Non-Violence is Back and Shaking Things Up

This is a time of rejuvenation for non-violence. The Occupy movements were built on what one writer called "the courage of young people to fly into conflict on Gandhi's wings." The Arab Spring won its tenuous victories non-violently.

This is a time of rejuvenation for non-violence. The Occupy movements were built on what one writer called "the courage of young people to fly into conflict on Gandhi's wings." The Arab Spring won its tenuous victories non-violently. A leader of the Tunisian Islamist party said recently, "I wish in the West they would focus on our non-violence when they talk about Islam, how the masses of people did not react to the incredible violence thrown at them." He meant this in contrast to the bloody civil war that Algerian Islamists fell into after being robbed of their election victory in 1992.

The U.S. civil rights movement led by Martin Luther King in the 1950s and 1960s was a high point for non-violence. But that was also a time when young activists were enthralled by freedom fighters and national liberation wars. Among African-Americans, the Black Panthers challenged King. They said change must come "by any means necessary," and they preferred guns.

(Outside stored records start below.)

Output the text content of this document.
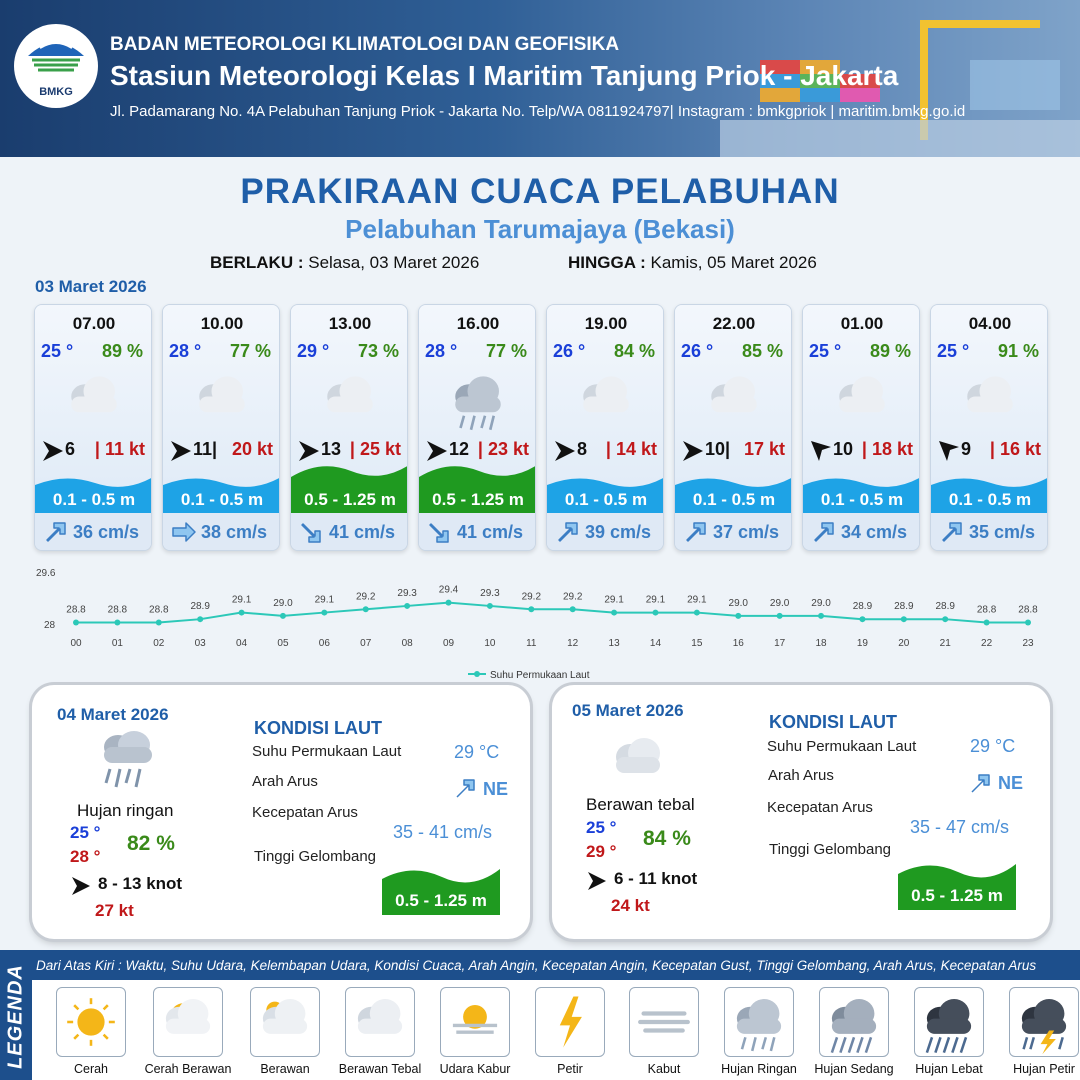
BMKG
BADAN METEOROLOGI KLIMATOLOGI DAN GEOFISIKA
Stasiun Meteorologi Kelas I Maritim Tanjung Priok - Jakarta
Jl. Padamarang No. 4A Pelabuhan Tanjung Priok - Jakarta No. Telp/WA 0811924797| Instagram : bmkgpriok | maritim.bmkg.go.id
PRAKIRAAN CUACA PELABUHAN
Pelabuhan Tarumajaya (Bekasi)
BERLAKU : Selasa, 03 Maret 2026	HINGGA : Kamis, 05 Maret 2026
03 Maret 2026
07.00
25 ° 89 %
6 | 11 kt
0.1 - 0.5 m
36 cm/s
10.00
28 ° 77 %
11| 20 kt
0.1 - 0.5 m
38 cm/s
13.00
29 ° 73 %
13 | 25 kt
0.5 - 1.25 m
41 cm/s
16.00
28 ° 77 %
12 | 23 kt
0.5 - 1.25 m
41 cm/s
19.00
26 ° 84 %
8 | 14 kt
0.1 - 0.5 m
39 cm/s
22.00
26 ° 85 %
10| 17 kt
0.1 - 0.5 m
37 cm/s
01.00
25 ° 89 %
10 | 18 kt
0.1 - 0.5 m
34 cm/s
04.00
25 ° 91 %
9 | 16 kt
0.1 - 0.5 m
35 cm/s
29.6
28
28.8 28.8 28.8 28.9
29.1 29.0 29.1 29.2 29.3 29.4 29.3 29.2 29.2 29.1 29.1 29.1 29.0 29.0 29.0 28.9 28.9 28.9 28.8 28.8
00	01	02	03	04	05	06	07	08	09	10	11	12	13	14	15	16	17	18	19	20	21	22	23
Suhu Permukaan Laut
04 Maret 2026
Hujan ringan
25 °
28 °
82 %
8 - 13 knot
27 kt
KONDISI LAUT
Suhu Permukaan Laut	29 °C
Arah Arus	NE
Kecepatan Arus
35 - 41 cm/s
Tinggi Gelombang
0.5 - 1.25 m
05 Maret 2026
Berawan tebal
25 °
29 °
84 %
6 - 11 knot
24 kt
KONDISI LAUT
Suhu Permukaan Laut	29 °C
Arah Arus	NE
Kecepatan Arus
35 - 47 cm/s
Tinggi Gelombang
0.5 - 1.25 m
LEGENDA Dari Atas Kiri : Waktu, Suhu Udara, Kelembapan Udara, Kondisi Cuaca, Arah Angin, Kecepatan Angin, Kecepatan Gust, Tinggi Gelombang, Arah Arus, Kecepatan Arus
Cerah	Cerah Berawan	Berawan	Berawan Tebal	Udara Kabur	Petir	Kabut	Hujan Ringan	Hujan Sedang	Hujan Lebat	Hujan Petir
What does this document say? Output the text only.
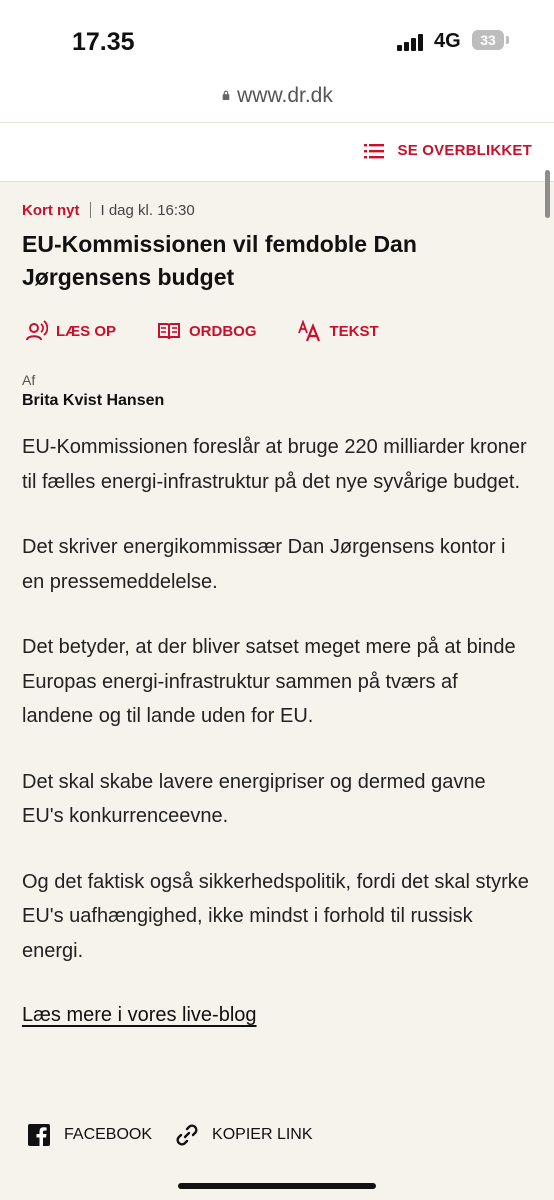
17.35	4G	33
www.dr.dk
SE OVERBLIKKET
Kort nyt I dag kl. 16:30
EU-Kommissionen vil femdoble Dan Jørgensens budget
LÆS OP	ORDBOG	TEKST
Af
Brita Kvist Hansen

EU-Kommissionen foreslår at bruge 220 milliarder kroner til fælles energi-infrastruktur på det nye syvårige budget.

Det skriver energikommissær Dan Jørgensens kontor i en pressemeddelelse.

Det betyder, at der bliver satset meget mere på at binde Europas energi-infrastruktur sammen på tværs af landene og til lande uden for EU.

Det skal skabe lavere energipriser og dermed gavne EU's konkurrenceevne.

Og det faktisk også sikkerhedspolitik, fordi det skal styrke EU's uafhængighed, ikke mindst i forhold til russisk energi.

Læs mere i vores live-blog
FACEBOOK	KOPIER LINK
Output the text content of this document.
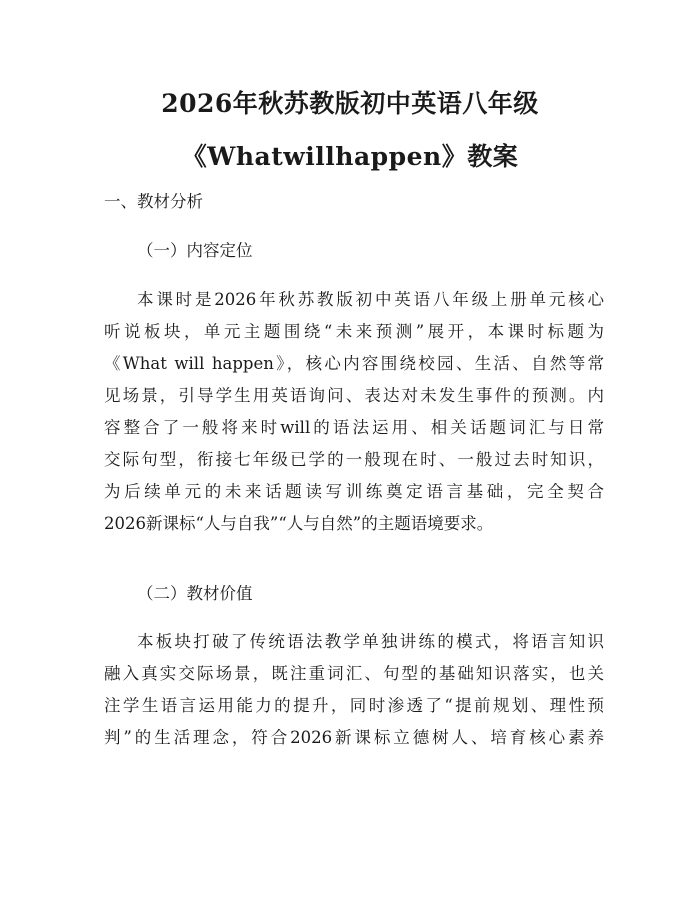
2026年秋苏教版初中英语八年级
《Whatwillhappen》教案
一、教材分析
（一）内容定位
本课时是2026年秋苏教版初中英语八年级上册单元核心
听说板块，单元主题围绕“未来预测”展开，本课时标题为
《What will happen》，核心内容围绕校园、生活、自然等常
见场景，引导学生用英语询问、表达对未发生事件的预测。内
容整合了一般将来时will的语法运用、相关话题词汇与日常
交际句型，衔接七年级已学的一般现在时、一般过去时知识，
为后续单元的未来话题读写训练奠定语言基础，完全契合
2026新课标“人与自我”“人与自然”的主题语境要求。
（二）教材价值
本板块打破了传统语法教学单独讲练的模式，将语言知识
融入真实交际场景，既注重词汇、句型的基础知识落实，也关
注学生语言运用能力的提升，同时渗透了“提前规划、理性预
判”的生活理念，符合2026新课标立德树人、培育核心素养
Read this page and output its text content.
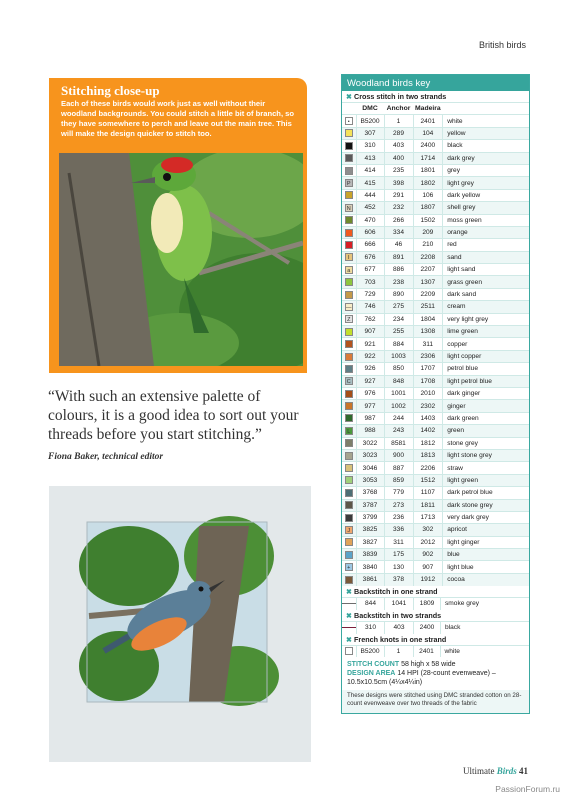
British birds
Stitching close-up
Each of these birds would work just as well without their woodland backgrounds. You could stitch a little bit of branch, so they have somewhere to perch and leave out the main tree. This will make the design quicker to stitch too.
“With such an extensive palette of colours, it is a good idea to sort out your threads before you start stitching.”
Fiona Baker, technical editor
Woodland birds key
✖ Cross stitch in two strands
	DMC	Anchor	Madeira	
•	B5200	1	2401	white
	307	289	104	yellow
	310	403	2400	black
	413	400	1714	dark grey
	414	235	1801	grey
P	415	398	1802	light grey
	444	291	106	dark yellow
N	452	232	1807	shell grey
	470	266	1502	moss green
	606	334	209	orange
	666	46	210	red
I	676	891	2208	sand
a	677	886	2207	light sand
	703	238	1307	grass green
	729	890	2209	dark sand
—	746	275	2511	cream
Z	762	234	1804	very light grey
	907	255	1308	lime green
	921	884	311	copper
	922	1003	2306	light copper
	926	850	1707	petrol blue
C	927	848	1708	light petrol blue
	976	1001	2010	dark ginger
	977	1002	2302	ginger
	987	244	1403	dark green
L	988	243	1402	green
	3022	8581	1812	stone grey
	3023	900	1813	light stone grey
	3046	887	2206	straw
	3053	859	1512	light green
	3768	779	1107	dark petrol blue
	3787	273	1811	dark stone grey
	3799	236	1713	very dark grey
J	3825	336	302	apricot
	3827	311	2012	light ginger
	3839	175	902	blue
+	3840	130	907	light blue
	3861	378	1912	cocoa
✖ Backstitch in one strand
	844	1041	1809	smoke grey
✖ Backstitch in two strands
	310	403	2400	black
✖ French knots in one strand
	B5200	1	2401	white
STITCH COUNT 58 high x 58 wide
DESIGN AREA 14 HPI (28-count evenweave) – 10.5x10.5cm (4¼x4¼in)
These designs were stitched using DMC stranded cotton on 28-count evenweave over two threads of the fabric
Ultimate Birds 41
PassionForum.ru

The non-violent movement itself lacks an extensive history. If you exclude Jesus of Nazareth (turn the other cheek) due to ambiguity (I come not to bring peace but a sword), it fills a small bookshelf with brief texts -- as if the idea was to do something, not write something -- over a short time span. It includes Thoreau, Tolstoy, Gandhi, King and, near the start, poet Percy Bysshe Shelley. He wrote The Masque of Anarchy in 1819 after the "Peterloo" massacre of protesters against economic crisis and lack of democracy by British cavalry. It was called Peterloo as an ironic comment on Britain's defeat of Napoleon at Waterloo.

Shelley proclaimed: "Let a great assembly be/ Of the fearless, of the free . . . Stand ye calm and resolute,/ Like a forest close and mute,/ With folded arms and looks which are/ Weapons of unvanquished war . . . With folded arms and steady eyes,/ And little fear, and less surprise/ Look upon them as they slay/ Till their rage has died away/ Then they will return with shame/ To the place from which they came . . ."

It's probably the first depiction of non-violent action. I particularly like his use of "assembly," still common in the Occupy movements.

Now think of Black Bloc actions during the G20 here, like the clip of a masked protester bashing an ATM on Queen St. frenetically, which was replayed endlessly. It wasn't violence against people, it was against a thing. But contrast that to Shelley's image and you catch the active, even menacing nature of true non-violence. The Black Bloc attack things; the non-violent refuse to attack people, and confront them with their own violence instead. It's far scarier. Ben Kingsley caught this ferocious quality of Gandhi's non-violence in the 1982 film.

Or think of University of California Davis occupiers being pepper sprayed last week by a Darth Vaderish cop as they sat impassively (shades of a Mountie spraying Vancouver protesters at APEC in 1997). There's a sense of cowardliness in the sprayer versus purposefulness among the sprayees. It's Shelley's image. The police look fearful and diminished. You see them cringe a bit as the crowd chants, Shame. They might look even more intimidated if everyone stayed utterly silent, "calm and resolute, like a forest close and mute."

These writers were aware of each other. Gandhi often quoted Shelley, during strikes or protests. (I've never understood why strikes aren't treated as a core component of the non-violent tradition.) King said he discovered non-violence through Thoreau. Tolstoy's last letter, in 1910, was to Gandhi.

There's also a theme in non-violence that has to do with wishing not to recreate what you hate through the very act of opposing it. I can relate to that. In Gandhi's introduction to Tolstoy's Letter to a Hindu, he says: "It is for us to pause and consider whether, in our impatience of English rule, we do not want to replace one evil by another and a worse." Thoreau wrote: "What I have to do is to see, at any rate, that I do not lend myself to the wrong which I condemn."

Thoreau's perfect little essay appeared in a collection called A Yankee in Canada. Its title is Civil Disobedience, with the stress, I like to think on "civil."